Everyone checked to Claude, who bet $200. Peter called, the limpers folded, and Chad called. Claude is a very passive player, so when he bet the flop into four players, Chad wasn’t feeling great about his bottom set, but didn’t want to fold just yet. After calling the $200, he only had $1200 left, whereas — and this would become very important — Claude had over $5000 and Peter covered.

The turn was the 6c, giving Chad a backdoor flush draw and open-ended straight draw. It checked to Claude again and he potted for $900 and Peter called. Once Claude potted the turn, Chad was pretty sure his set was no good, but with the flush draw and open-ender, his hand was too strong to fold. He called the $900. With only $300 left behind and $3600 in the pot, he was effectively committed.
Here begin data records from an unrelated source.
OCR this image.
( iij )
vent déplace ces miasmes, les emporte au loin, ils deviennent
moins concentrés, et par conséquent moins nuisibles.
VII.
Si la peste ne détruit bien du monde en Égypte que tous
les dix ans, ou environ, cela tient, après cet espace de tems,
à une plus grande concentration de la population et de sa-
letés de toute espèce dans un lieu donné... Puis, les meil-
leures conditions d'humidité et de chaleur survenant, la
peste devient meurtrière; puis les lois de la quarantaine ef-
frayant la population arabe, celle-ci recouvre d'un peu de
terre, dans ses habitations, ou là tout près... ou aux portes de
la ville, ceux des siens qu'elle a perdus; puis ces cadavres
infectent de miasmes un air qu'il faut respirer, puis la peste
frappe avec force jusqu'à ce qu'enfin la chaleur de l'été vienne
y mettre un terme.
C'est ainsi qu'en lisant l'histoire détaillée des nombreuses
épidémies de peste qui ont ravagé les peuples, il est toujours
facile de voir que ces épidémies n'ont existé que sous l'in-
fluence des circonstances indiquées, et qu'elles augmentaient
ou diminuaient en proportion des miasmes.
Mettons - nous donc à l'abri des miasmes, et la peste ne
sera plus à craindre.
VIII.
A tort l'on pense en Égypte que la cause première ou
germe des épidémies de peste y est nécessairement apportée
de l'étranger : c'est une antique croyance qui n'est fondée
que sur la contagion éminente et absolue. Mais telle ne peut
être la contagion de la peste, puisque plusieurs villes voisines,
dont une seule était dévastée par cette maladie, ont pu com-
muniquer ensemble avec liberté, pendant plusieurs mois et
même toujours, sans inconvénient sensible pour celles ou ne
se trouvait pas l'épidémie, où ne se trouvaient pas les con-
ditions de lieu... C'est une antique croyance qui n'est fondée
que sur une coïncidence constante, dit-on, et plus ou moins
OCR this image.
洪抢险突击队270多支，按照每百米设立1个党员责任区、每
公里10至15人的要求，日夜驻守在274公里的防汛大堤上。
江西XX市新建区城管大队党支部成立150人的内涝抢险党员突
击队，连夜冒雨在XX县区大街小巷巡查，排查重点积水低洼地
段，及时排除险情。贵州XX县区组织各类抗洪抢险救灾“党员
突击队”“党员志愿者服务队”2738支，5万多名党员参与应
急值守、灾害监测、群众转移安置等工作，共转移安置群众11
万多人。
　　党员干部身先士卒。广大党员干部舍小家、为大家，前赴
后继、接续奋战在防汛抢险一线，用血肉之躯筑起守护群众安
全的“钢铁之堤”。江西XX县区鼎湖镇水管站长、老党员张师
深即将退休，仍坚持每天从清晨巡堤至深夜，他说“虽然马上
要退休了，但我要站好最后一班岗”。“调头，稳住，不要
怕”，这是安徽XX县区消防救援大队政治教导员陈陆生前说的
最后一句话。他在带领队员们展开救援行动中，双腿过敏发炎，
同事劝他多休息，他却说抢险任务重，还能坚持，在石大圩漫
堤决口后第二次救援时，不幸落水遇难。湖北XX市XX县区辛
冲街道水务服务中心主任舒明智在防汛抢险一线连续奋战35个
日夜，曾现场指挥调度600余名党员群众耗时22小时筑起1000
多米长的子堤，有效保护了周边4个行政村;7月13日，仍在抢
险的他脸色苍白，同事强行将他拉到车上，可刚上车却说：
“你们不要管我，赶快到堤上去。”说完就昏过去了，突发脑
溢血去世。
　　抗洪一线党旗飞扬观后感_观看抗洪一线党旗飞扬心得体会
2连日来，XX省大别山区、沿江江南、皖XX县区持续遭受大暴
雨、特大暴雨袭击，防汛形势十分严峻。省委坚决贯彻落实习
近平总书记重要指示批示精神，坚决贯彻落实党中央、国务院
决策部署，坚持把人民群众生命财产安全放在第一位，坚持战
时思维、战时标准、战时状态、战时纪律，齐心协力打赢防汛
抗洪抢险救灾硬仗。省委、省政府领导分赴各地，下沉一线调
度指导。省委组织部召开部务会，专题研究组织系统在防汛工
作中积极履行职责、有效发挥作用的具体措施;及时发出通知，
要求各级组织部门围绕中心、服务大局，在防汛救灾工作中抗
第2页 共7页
The river was the Qh. Peter led pot for $3600. Chad put in his $300, more or less resigned to losing his stack, but unable to fold for the last few hundred. Then the action was to Claude. He has a routine he goes through when the tide of a hand turns against him. He breathes heavily, mutters to himself, holds his cards up to his face, and flicks them. After several minutes of that he folded his hand face-up: AKK5 with clubs, for a set of kings with the nut club draw. Peter showed QsTdThTc for a pair of queens. Chad’s set of nines won the $4200 pot.

In case you’re unfamiliar with Omaha, let’s break down Peter’s play in this hand. First of all, he called a pre-flop raise with trips. Trips are the absolute worst hands in Omaha. Since you have to play exactly two cards from your hand, you can’t play pocket trips, and having the third card of the rank in your hand decreases the chance that you make trips on the board, as well as making it impossible to make two pair. Even people who play every hand don’t play trips.

Then Peter flopped a bare gutter — basically nothing — in a five-way pot, but he still didn’t fold. He probably called the flop because he had the Qs, meaning that if a third spade came he would have a blocker to the nuts, which he could use to bluff. Calling for a draw is often a bad idea: you have to consider the odds, how many cards you’re likely to see, whether you’ll get paid off, and so on. Drawing to a bluff is just bonkers. But if the flop call was bad, the turn call was much worse.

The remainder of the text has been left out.